Culture: The Art and Alchemy of Turning Kipple into Non-Kipple; Visual Arts It's Curtains for Periscope, Birmingham's Only Experimental Exhibition Space Run by and for Artists, Writes Ros Dodd

The Birmingham Post (England), November 27, 2007 | Go to article overview

Culture: The Art and Alchemy of Turning Kipple into Non-Kipple; Visual Arts It's Curtains for Periscope, Birmingham's Only Experimental Exhibition Space Run by and for Artists, Writes Ros Dodd


Byline: Ros Dodd

It might be next season's "must-have" bathroom accessory - a tassel-effect shower curtain in canary yellow.

It is indeed a shower curtain, but on closer inspection you discover it's made out of 30 pairs of domestic rubber gloves machine-sewn together and that it's a piece of art work rather than a trendy retail item.

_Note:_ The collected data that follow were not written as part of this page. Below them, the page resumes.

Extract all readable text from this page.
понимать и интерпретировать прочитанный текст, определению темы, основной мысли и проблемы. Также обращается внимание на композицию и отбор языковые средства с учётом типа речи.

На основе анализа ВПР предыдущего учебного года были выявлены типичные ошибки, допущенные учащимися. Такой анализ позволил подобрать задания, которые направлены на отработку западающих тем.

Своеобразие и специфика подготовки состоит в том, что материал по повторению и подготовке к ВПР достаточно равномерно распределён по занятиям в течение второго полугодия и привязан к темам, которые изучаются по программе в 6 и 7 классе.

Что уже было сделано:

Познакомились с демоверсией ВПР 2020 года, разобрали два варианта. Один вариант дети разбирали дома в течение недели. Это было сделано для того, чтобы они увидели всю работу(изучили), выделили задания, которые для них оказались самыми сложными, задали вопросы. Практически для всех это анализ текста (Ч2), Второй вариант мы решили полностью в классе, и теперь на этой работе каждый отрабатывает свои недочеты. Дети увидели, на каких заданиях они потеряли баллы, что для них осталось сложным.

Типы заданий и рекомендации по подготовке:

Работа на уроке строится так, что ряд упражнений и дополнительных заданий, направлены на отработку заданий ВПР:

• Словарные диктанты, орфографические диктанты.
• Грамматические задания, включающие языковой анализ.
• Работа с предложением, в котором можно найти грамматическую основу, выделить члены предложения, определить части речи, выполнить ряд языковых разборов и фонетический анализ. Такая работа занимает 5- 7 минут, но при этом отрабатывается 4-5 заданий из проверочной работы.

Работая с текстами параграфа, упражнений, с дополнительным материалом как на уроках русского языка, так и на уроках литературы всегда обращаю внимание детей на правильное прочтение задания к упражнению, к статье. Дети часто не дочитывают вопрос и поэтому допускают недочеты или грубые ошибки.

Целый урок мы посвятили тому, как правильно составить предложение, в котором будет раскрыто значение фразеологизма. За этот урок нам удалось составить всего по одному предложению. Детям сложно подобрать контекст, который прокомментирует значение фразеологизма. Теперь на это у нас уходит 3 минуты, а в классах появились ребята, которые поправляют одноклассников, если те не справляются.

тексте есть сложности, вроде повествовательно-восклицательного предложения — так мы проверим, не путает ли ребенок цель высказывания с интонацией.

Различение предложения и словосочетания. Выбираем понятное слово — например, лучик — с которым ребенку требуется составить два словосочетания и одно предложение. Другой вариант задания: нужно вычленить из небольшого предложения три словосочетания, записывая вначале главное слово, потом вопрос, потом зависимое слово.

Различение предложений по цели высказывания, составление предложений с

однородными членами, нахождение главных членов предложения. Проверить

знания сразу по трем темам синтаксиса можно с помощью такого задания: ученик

The young, emerging Birmingham-based artist behind the creation is Emma Bowen, who specialises in using everyday objects - from crayons and cotton buds to brooms and carpet - in her sculptures and installations.

Much of her work is site-specific, which often requires the finished product to be completed in a short space of time. Her first solo exhibition, to be staged in Birmingham next month, will be the culmination of research undertaken during a month-long residency at Lee Bank Business Centre in Holloway Head, talking to the people who run more than 30 companies based there.

The centre is also the home of Birmingham Artists, whose Periscope project space will stage 25-year-old Emma's exhibition from December 13 to 15.

"I'm really interested in the business centre because although it's a communal building it has a feeling of being closed off," she says.

"I'm fascinated by its corridors, which always seem very quiet, but off which are intriguing hubs of activity. Many of the business units have sub-units within them, such as Birmingham Artists, which has studios, Periscope and the region's only print workshop for artists.

"So my idea for this exhibition is to investigate those spaces. I'm going to spend time in the building meeting people who work there and finding out what really goes on behind closed doors. The installation I make will be a response to how the building and the spaces within it work."

Emma, who graduated from Central St Martins College of Art & Design in London two years ago, is the kind of young artist Periscope was set up to help, as there is a dearth of space in Birmingham and the West Midlands for artists to practise.

Yet the three-year project, which is in its final year, was threatened with collapse when Birmingham City Council announced in June it was withdrawing its pounds 50,000 a year grant to Birmingham Artists with less than a month's notice after 21 years.